It's Mission Half Accomplished as Kuroda Eyes Last Year at BOJ

  • Inflation isn’t near the Bank of Japan’s 2 percent target
  • Governor Haruhiko Kuroda’s term ends on April 8, 2018

As Bank of Japan Governor Haruhiko Kuroda enters what may be his final year in office, it’s looking unlikely he’ll achieve what he set out to -- end deflation once and for all.

Continuing the bank’s history of radical policy measures, there were initial signs that prices were responding to the shock-and-awe of Abenomics in Kuroda’s early days in the job. But that was undercut by a collapse in oil prices and a fall in consumption after a tax hike pushed the nation into recession.

While prices look to be rising again, Kuroda’s 2 percent inflation target looks a bridge too far in his final year: economists forecast prices will rise 0.6 percent this year and 0.9 percent in 2018. Unless he agrees to stay on for another five-year term, success or failure of the current policy will come in the term of his successor.

"Kuroda’s massive easing helped weaken the yen, boost stock prices and alleviate concerns of a return to a deep deflation," said Masamichi Adachi, a senior economist at JPMorgan Chase & Co. and a former BOJ official. But, "in terms of the price target, it’s an absolute failure given he initially aimed to achieve it in two years." 

Adachi said he wants to wait and see what Kuroda does for the rest of his term before giving an overall assessment of his tenure.

Kuroda started in 2013 with a bang, doubling the size of the BOJ’s quantitative easing program in a bid to boost growth and push inflation to 2 percent in two years. By buying bonds and other assets, he aimed to drive down borrowing costs and boost inflation expectations.

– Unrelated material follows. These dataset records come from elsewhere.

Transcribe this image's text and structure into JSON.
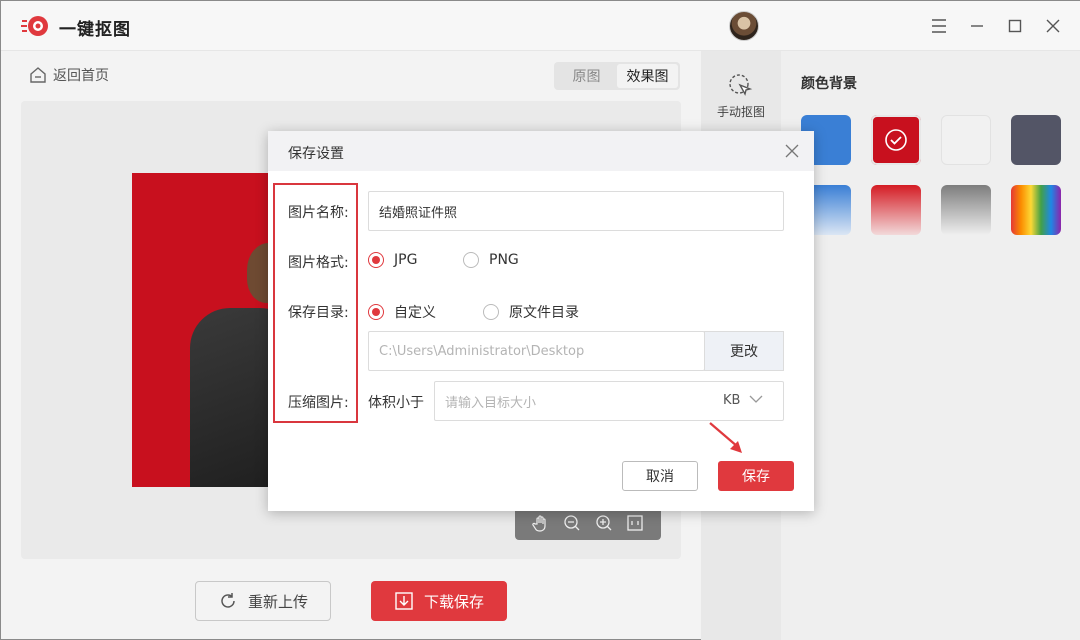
{
  "app": {
    "title": "一键抠图"
  },
  "window": {
    "icons": [
      "menu-icon",
      "minimize-icon",
      "maximize-icon",
      "close-icon"
    ]
  },
  "toolbar": {
    "back_home": "返回首页"
  },
  "view_tabs": [
    {
      "label": "原图",
      "active": false
    },
    {
      "label": "效果图",
      "active": true
    }
  ],
  "bottom_buttons": {
    "reupload": "重新上传",
    "download": "下载保存"
  },
  "side_tool": {
    "manual": "手动抠图"
  },
  "right_panel": {
    "title": "颜色背景",
    "swatches": [
      {
        "name": "blue",
        "color": "#3a7fd5",
        "selected": false
      },
      {
        "name": "red",
        "color": "#c8101e",
        "selected": true
      },
      {
        "name": "white",
        "color": "#f1f1f1",
        "selected": false
      },
      {
        "name": "dark-gray",
        "color": "#535566",
        "selected": false
      },
      {
        "name": "blue-gradient",
        "color": "#4a86d0",
        "selected": false
      },
      {
        "name": "red-gradient",
        "color": "#d41c24",
        "selected": false
      },
      {
        "name": "gray-gradient",
        "color": "#8a8a8a",
        "selected": false
      },
      {
        "name": "rainbow",
        "color": "rainbow",
        "selected": false
      }
    ]
  },
  "dialog": {
    "title": "保存设置",
    "name_label": "图片名称:",
    "name_value": "结婚照证件照",
    "format_label": "图片格式:",
    "formats": [
      {
        "label": "JPG",
        "selected": true
      },
      {
        "label": "PNG",
        "selected": false
      }
    ],
    "dir_label": "保存目录:",
    "dir_options": [
      {
        "label": "自定义",
        "selected": true
      },
      {
        "label": "原文件目录",
        "selected": false
      }
    ],
    "dir_path": "C:\\Users\\Administrator\\Desktop",
    "change_button": "更改",
    "compress_label": "压缩图片:",
    "compress_prefix": "体积小于",
    "compress_placeholder": "请输入目标大小",
    "compress_unit": "KB",
    "cancel_button": "取消",
    "save_button": "保存"
  },
  "colors": {
    "accent": "#e0393e"
  }
}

While inflation has proved tough to budge, lending has been more responsive and is now rising at the quickest pace in years.

The expansion of the money supply has also helped weaken Japan’s currency, restoring some competitiveness to exporters.

That boosted stock prices and helped corporate profits hit a record. 

As for economic growth, there’s been success on that front too: Gross domestic product expanded by more than 1 percent in each of the quarters of 2016. That’s the first year since 2005 without a contraction and caps a 10 percent expansion since Prime Minister Shinzo Abe returned to power at the end of 2012.

But the unprecedented stimulus came with a cost that will hang over whoever takes the reins next April: a balance sheet that’s getting close to equaling a full year’s GDP. When the day finally does come to start winding back the bank’s easing polices, all those assets will weigh heavily on the BOJ as losses mount.

BNP Paribas SA estimates the BOJ will own 60 percent of the entire government debt market by the end of next year, up from 40 percent now.

Sooner is better for the BOJ to unwind its stimulus, according to Ryutaro Kono, chief Japan economist at the BNP. He says the bank needs to avoid the risks from further enlarging its balance sheet as that could cost trillions of yen when it exits the current policy.

The bank itself says that its policies could cause it problems. If bond yields at the end of September 2016 had risen by 1 percentage point, the BOJ would have had almost 24 trillion yen ($216 billion) in unrealized bond losses, Masayoshi Amamiya, executive director in charge of monetary policy and markets, said this week.

But for now, the balance sheet bubble is tomorrow’s problem. The 72-year-old Kuroda will preside over eight more policy meetings if he retires as scheduled -- although some BOJ analysts are talking about him being reappointed -- and most economists see no tightening.

Etsuro Honda, who advises Abe on economic policy, said earlier this year that the next governor must be someone who can seamlessly continue the current reflationary program and carry on what Kuroda has done. And that means the quest to vanquish deflation is likely to extend into 2018 and beyond.